MIDDLETOWN, Lake County (KPIX 5) — For the generations of people who fell in love with Harbin Hot Springs, the 2015 Valley Fire’s destruction of the famed clothing-optional resort was heartbreaking. Now, the public can finally return to see what was lost, and what has been reborn.
“Harbin used to put on workshops about personal change and development,” said Eric Richardson, one of Harbin’s managing directors. “This is the biggest workshop we’ve ever done.”
All over the property workers were busy making last-minute preparations Friday for the retreat’s reopening. Guests will not be able to stay overnight for at least several more months, but they will be able to use the pools during the day, as well as limited food, massage and yoga activities.
To say it’s been an uphill climb just to this point would hardly do the effort justice. “We’ve been climbing a mountain and we just got to the first ledge,” Richardson said of the effort. “There’s a long way to climb beyond this, but we can rest here for a little bit.”

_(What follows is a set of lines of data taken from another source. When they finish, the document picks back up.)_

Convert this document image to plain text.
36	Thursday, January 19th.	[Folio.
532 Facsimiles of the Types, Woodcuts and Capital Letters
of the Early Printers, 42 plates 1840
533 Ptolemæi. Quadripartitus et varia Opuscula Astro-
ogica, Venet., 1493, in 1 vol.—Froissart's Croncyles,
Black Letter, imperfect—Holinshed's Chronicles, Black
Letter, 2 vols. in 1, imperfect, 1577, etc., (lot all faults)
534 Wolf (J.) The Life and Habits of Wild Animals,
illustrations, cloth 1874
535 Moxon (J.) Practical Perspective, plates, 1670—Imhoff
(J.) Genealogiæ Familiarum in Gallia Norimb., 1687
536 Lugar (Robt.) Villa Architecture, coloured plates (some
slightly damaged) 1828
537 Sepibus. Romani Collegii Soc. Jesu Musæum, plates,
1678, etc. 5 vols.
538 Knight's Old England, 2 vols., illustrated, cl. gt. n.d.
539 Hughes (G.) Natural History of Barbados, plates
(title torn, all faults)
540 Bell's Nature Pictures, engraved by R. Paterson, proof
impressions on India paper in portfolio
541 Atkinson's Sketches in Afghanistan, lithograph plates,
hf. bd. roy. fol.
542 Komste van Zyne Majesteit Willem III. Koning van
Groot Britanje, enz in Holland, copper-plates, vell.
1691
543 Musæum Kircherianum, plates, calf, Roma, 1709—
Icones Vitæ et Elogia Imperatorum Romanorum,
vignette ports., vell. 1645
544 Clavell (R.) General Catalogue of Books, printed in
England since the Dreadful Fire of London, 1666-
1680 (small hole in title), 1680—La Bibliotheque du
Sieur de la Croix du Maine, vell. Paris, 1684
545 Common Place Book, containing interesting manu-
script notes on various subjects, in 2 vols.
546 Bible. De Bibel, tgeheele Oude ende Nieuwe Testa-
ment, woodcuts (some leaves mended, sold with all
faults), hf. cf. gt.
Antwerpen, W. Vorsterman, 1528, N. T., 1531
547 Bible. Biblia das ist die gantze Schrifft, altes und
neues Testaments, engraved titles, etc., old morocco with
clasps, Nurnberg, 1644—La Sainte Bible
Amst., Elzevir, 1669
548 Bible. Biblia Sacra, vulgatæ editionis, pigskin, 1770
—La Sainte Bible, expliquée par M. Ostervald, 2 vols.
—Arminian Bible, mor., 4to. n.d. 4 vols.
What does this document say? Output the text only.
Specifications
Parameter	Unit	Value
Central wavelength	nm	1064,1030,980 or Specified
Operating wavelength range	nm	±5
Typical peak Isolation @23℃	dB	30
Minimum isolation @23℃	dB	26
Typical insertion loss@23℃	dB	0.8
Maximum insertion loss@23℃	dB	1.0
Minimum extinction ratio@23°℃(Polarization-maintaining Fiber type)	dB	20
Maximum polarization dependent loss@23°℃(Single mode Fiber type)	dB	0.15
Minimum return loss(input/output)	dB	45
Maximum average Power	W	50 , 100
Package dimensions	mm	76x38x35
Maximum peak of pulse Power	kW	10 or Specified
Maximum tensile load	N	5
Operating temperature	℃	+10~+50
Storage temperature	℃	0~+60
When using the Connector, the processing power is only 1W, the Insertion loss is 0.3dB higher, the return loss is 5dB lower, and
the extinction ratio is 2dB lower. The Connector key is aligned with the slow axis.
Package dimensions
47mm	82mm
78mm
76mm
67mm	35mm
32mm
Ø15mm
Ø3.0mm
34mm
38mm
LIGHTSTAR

In every direction there is evidence of the love that went into this job: the artisan-crafted handrails, the detailed woodwork, the thoughts embedded in the concrete, and the trees that were salvaged from the fire itself. “Planed it down, and you can see how it makes a landscaping effect with the diffused lighting,” explained Harbin director Will Erme, pointing to the salvaged wood that now adorns the retreat’s expanded sauna.
Three-and-a-half years it has taken to get here, an effort that spanned at least two more fire in this very area. The men and women who are rebuilding Harbin know they are not alone in this struggle. “We’ve been through this, and we know how hard it is to get started,” Erme said. “Again, it took us three years just to get to this point.”
So for Harbin lovers who come back, they will still see evidence of the fire all around them. “Hundreds of thousands of trees were lost in this canyon, maybe a million,” Richardson said, pointing to the scorched hillsides. But some of the trees that burned are still alive. And Harbin, like the land itself, is a collision of what was lost and what has come afterwards.
Every guest who returns here will have to sort through those emotions, just like those who who have had to rebuild a retreat that also serves as their home. “I’m sure there’s going to be, since we experienced the same thing, a sense of loss,” Erme says. “But it’s going to be tempered with being able to slide back into the warm waters again, and experience that sense of peace.”
Harbin reopens this weekend, but for day use only. Visitors will also want to make a reservation, as the current facilities can only handle so many people. But after three-and-a-half years, visitors can finally come back and get in the water.